The sale’s leading lot was a fresh-to-market painting by Dutch landscapist Jan van Goyen (1596-1656) last seen on the market nearly a century ago. The view of a watch tower with a gallow signal on the Rhine near Lobith and Schenkenschanz was one Goyen often repeated. The 15 x 22in (38 x 55cm) oil on panel was signed and dated 1652 to the side of a barge in the bottom left of the picture.

Dreweatts described the work as “a fine example of Goyen’s skilful manipulation of tonal variations… Through a limited colour palette Goyen was able to render natural light and subtle atmospheric effects in shades of brown, green and grey.”

Previous owners included the collector Sir Charles Turner and art dealer Paul Cassirer (1871-1926) who promoted the works of Vincent van Gogh and Paul Cézanne. The vendor’s grandfather, who fled Nazi Germany in 1933, had acquired it sometime between 1931-36. Estimated at £60,000-80,000, it got away at £55,000 to the London trade.

Ancestral portraits

Among two considerable private collections was a group of 30 ancestral portraits from Court Lodge, a Georgian manor house in Kent, around half of which sold. Court Lodge was the seat of the Morland family for nine generations between the early 1730s and earlier this year. They married into English nobility and had links to Jane Austen’s family and latterly with the First World War poet Siegfried Sassoon.

Selling to a UK private buyer at £17,000 (£8000-12,000 estimate) was a 19th century copy of a Richard Cosway (1742-1821) portrait of the Courtenay sisters held at Powderham Castle in Devon, seat of the Earls of Devon. The youngest sister, Lady Caroline Courtenay, later married Col Charles Morland and it was probably for the occasion this replica was made.

Affectionately known in the family as The Three Graces, the 6ft x 4ft 4in (1.83 x 1.32m) oil on canvas was painted by Richard Clack (1804-75) and differs from the original with the inclusion of a leaping dog in place of a putti.

The same buyer also secured a copy by an unknown hand of another original portrait at Powderham by Rev Matthew William Peters (1741- 1814) depicting William, Viscount Courtenay (1742-1888), 8th Earl of Devon and his family. It sold below estimate for £9000.

Bulmer collection

Lots 46-58 came from the collector and interior designer Edward Bulmer and had hung at his Grade II-listed William and Mary manor house, Court of Noke in Herefordshire. The group mainly comprised Continental Old Masters depicting religious scenes and Italianate landscapes acquired at Sotheby’s and Christie’s from 1988-90.

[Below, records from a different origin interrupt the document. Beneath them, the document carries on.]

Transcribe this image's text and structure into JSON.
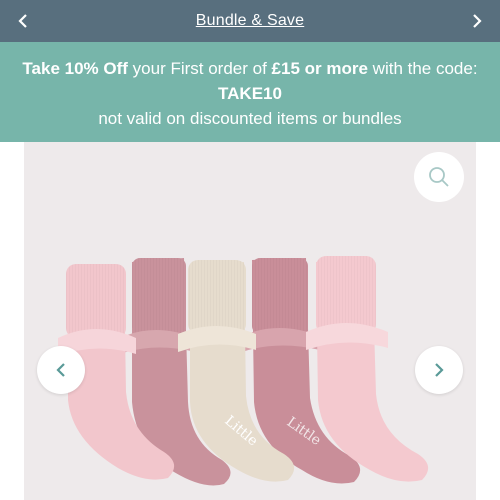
{
  "announcement_bar": {
    "title": "Bundle & Save",
    "prev_icon": "chevron-left-icon",
    "next_icon": "chevron-right-icon",
    "background": "#586f7e"
  },
  "promo": {
    "bold_1": "Take 10% Off",
    "text_1": " your First order of ",
    "bold_2": "£15 or more",
    "text_2": " with the code: ",
    "code": "TAKE10",
    "subtext": "not valid on discounted items or bundles",
    "background": "#77b5aa"
  },
  "gallery": {
    "zoom_icon": "search-icon",
    "prev_icon": "chevron-left-icon",
    "next_icon": "chevron-right-icon",
    "product_image": "five pairs of frilly lace-trim baby socks in pink, mauve and oatmeal",
    "sock_print": "Little",
    "sock_colors": [
      "#f2c6cc",
      "#c9929c",
      "#e6dccd",
      "#c98e99",
      "#f4c9cf"
    ]
  }
}
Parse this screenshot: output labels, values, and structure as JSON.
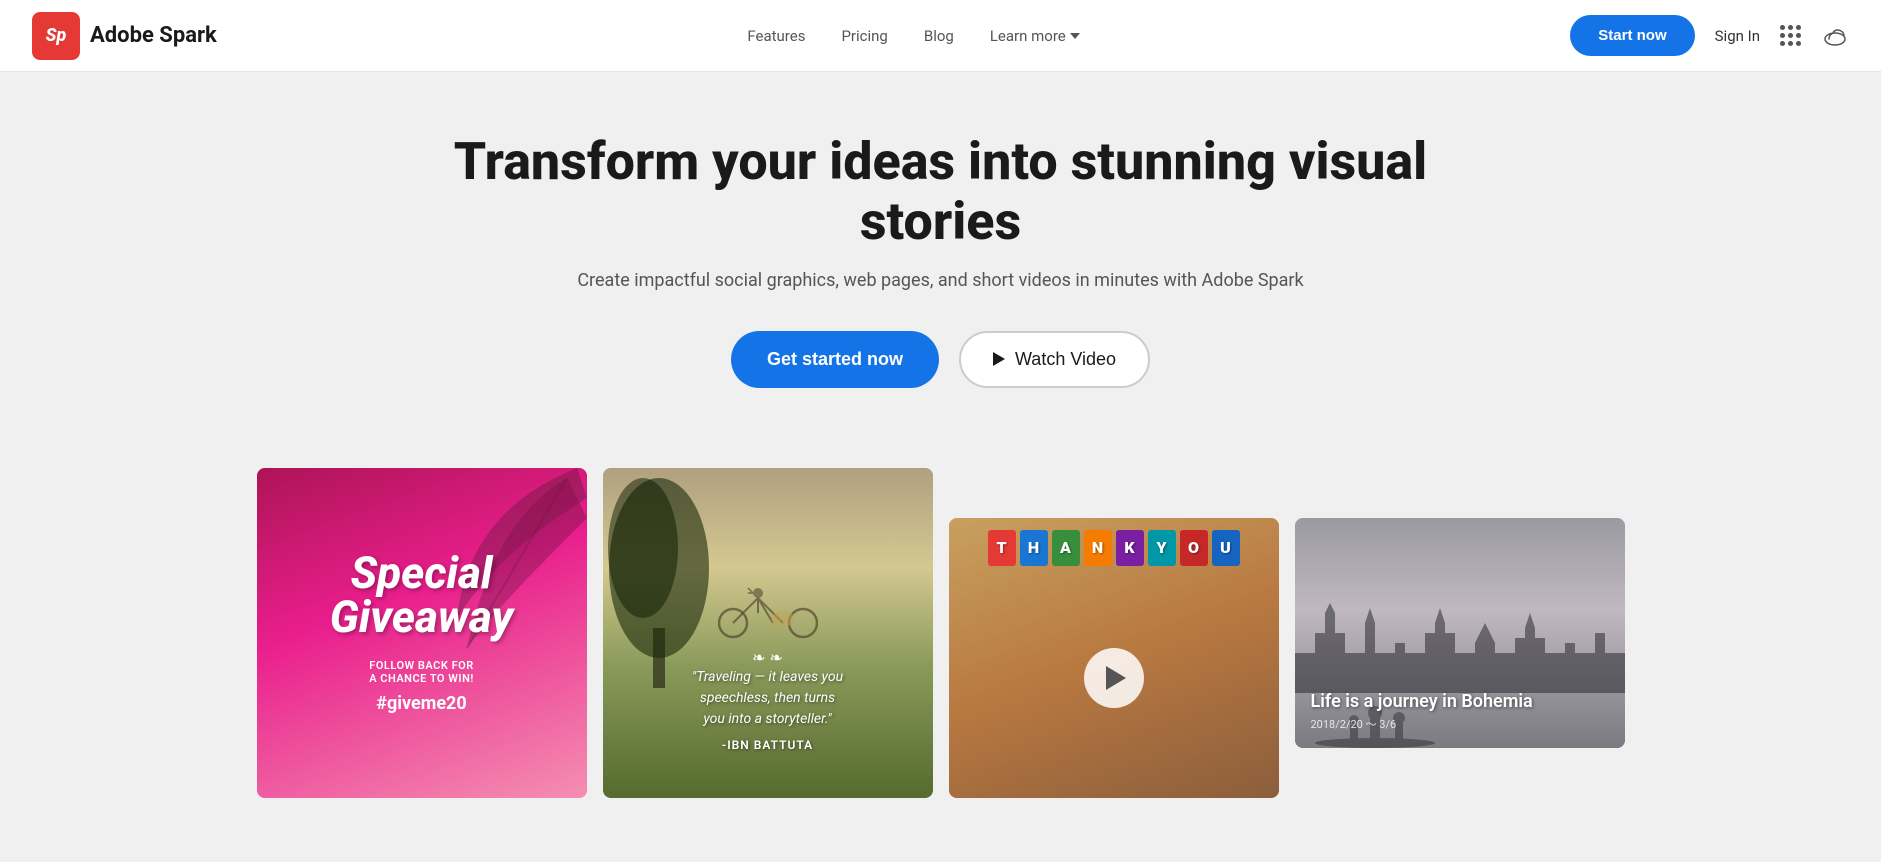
{
  "brand": {
    "logo_initials": "Sp",
    "name": "Adobe Spark"
  },
  "nav": {
    "links": [
      {
        "id": "features",
        "label": "Features"
      },
      {
        "id": "pricing",
        "label": "Pricing"
      },
      {
        "id": "blog",
        "label": "Blog"
      },
      {
        "id": "learn-more",
        "label": "Learn more",
        "has_arrow": true
      }
    ],
    "sign_in_label": "Sign In",
    "start_now_label": "Start now"
  },
  "hero": {
    "title": "Transform your ideas into stunning visual stories",
    "subtitle": "Create impactful social graphics, web pages, and short videos in minutes with Adobe Spark",
    "cta_primary": "Get started now",
    "cta_secondary": "Watch Video"
  },
  "gallery": {
    "cards": [
      {
        "id": "special-giveaway",
        "type": "social-graphic",
        "title": "Special\nGiveaway",
        "sub": "Follow back for a chance to win!",
        "hashtag": "#giveme20",
        "bg_color": "#c2185b"
      },
      {
        "id": "travel-quote",
        "type": "quote-graphic",
        "quote": "Traveling — it leaves you speechless, then turns you into a storyteller.",
        "author": "-IBN BATTUTA",
        "bg_color": "#556b2f"
      },
      {
        "id": "thank-you-video",
        "type": "video",
        "letters": [
          "T",
          "H",
          "A",
          "N",
          "K",
          "Y",
          "O",
          "U"
        ],
        "bg_color": "#c8a060"
      },
      {
        "id": "bohemia-story",
        "type": "web-story",
        "title": "Life is a journey in Bohemia",
        "date": "2018/2/20 ～ 3/6",
        "bg_color": "#888888"
      }
    ]
  },
  "colors": {
    "primary_blue": "#1473e6",
    "hero_bg": "#f0f0f0",
    "text_dark": "#1a1a1a",
    "text_muted": "#555555"
  }
}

A 17th century portrait of a gentleman attributed to the Italian Baroque painter Salvator Rosa (1615-73) attracted the keenest interest. Bearing a later inscription identifying the sitter as the Amalfi fisherman Masaniello, who became leader of the revolt against Spanish rule in Naples in 1647, the 17 x 12in (43.5 x 33cm) oil on canvas sold to a Continental buyer for £13,000, just over double top estimate.

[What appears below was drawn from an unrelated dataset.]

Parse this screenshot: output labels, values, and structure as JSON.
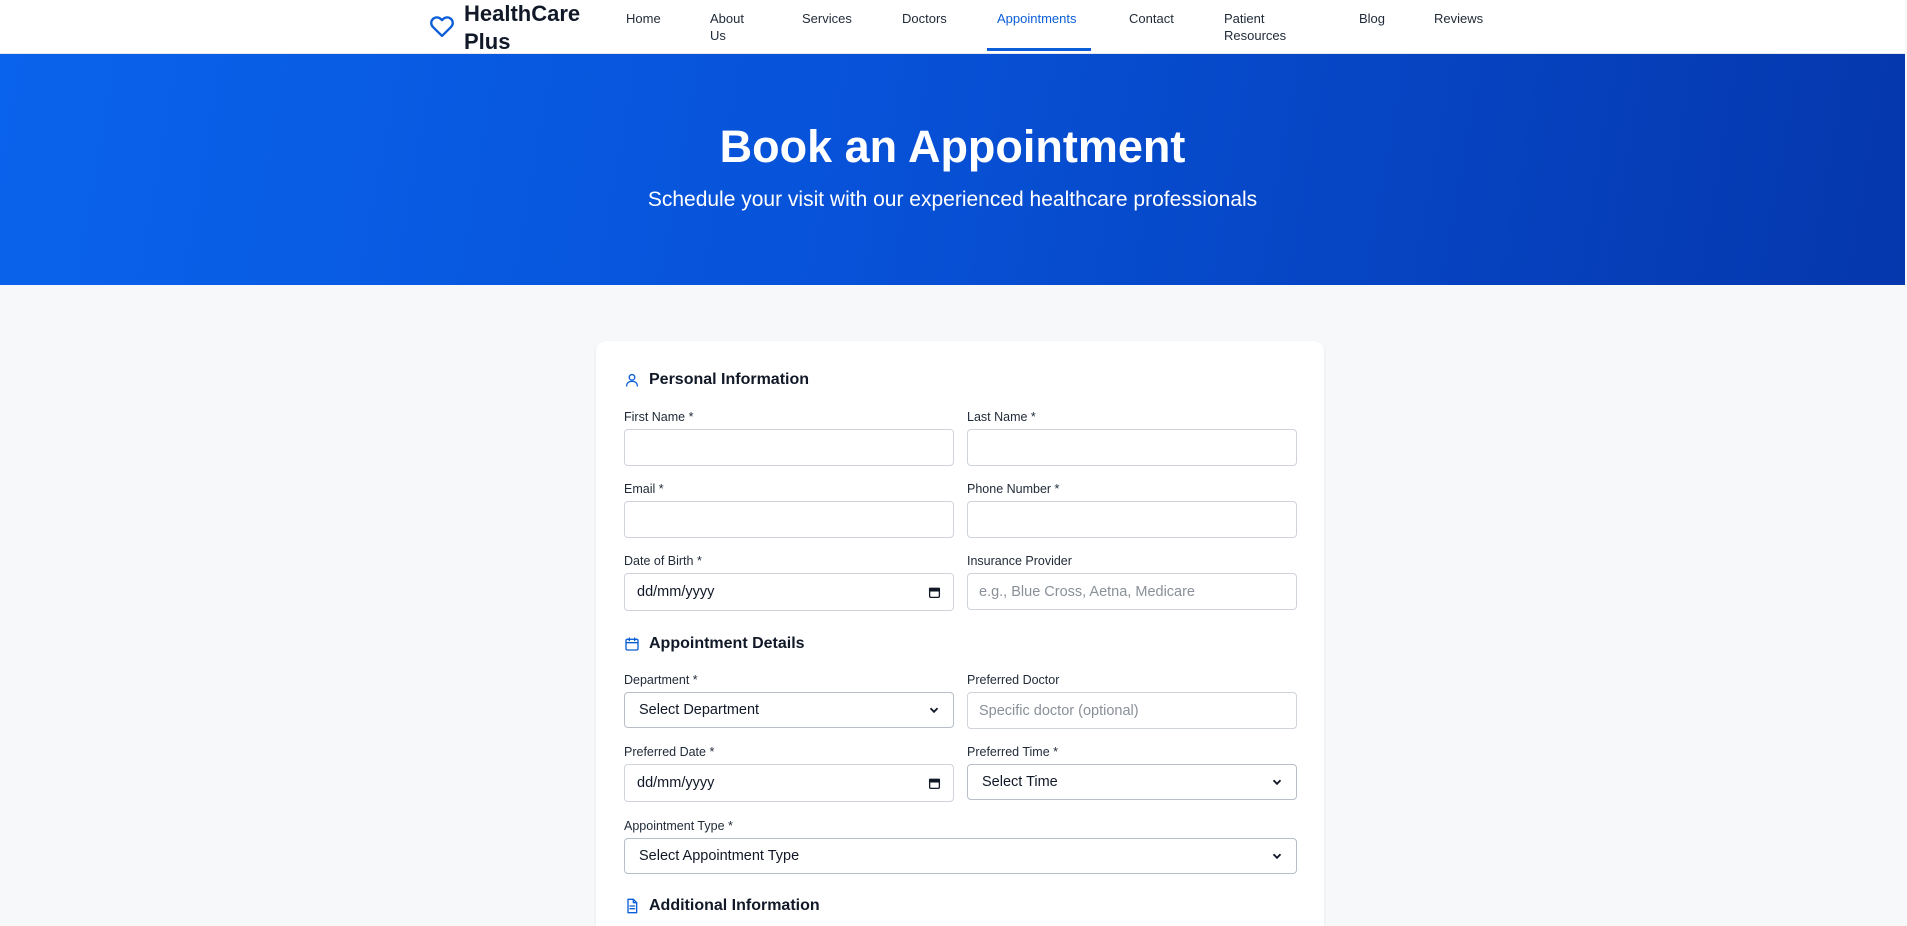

The top-seller of the Bulmer collection and the second-highest price overall was a compact 23 x 17in (60 x 43cm) oil on panel of the Madonna and Child by Bolognese painter Giacomo Raibolini (1486- 1557). He was the son of Francesco Raibolini, one of the most successful artists in Bologna during the late 15th and early 16th centuries. Together with his brother Giulio, he took over the running of the studio when his father died in 1517 and produced numerous altarpieces and religious paintings for the churches and convents of Bologna.

The painting at Dreweatts, which had a visible crack running vertically down the length of the panel, heavy craquelure and areas of loss and flaking, sold on bottom estimate to a UK private collector for £30,000.

Elsewhere, a buyer from the UK trade paid £16,000 for a signed Silvio Poma (1841-1932) view of the village of Feriolo on the shore of Lake Maggiore. The 19th century Italian artist made his name painting land and lakeside views of Lombardy, demand for which has tapered off in the last decade or so on the secondary market.

This was a good example that had been exhibited in 1880 at The National Exhibition of Fine Arts in Turin and came with sensible expectations of £8000-12,000.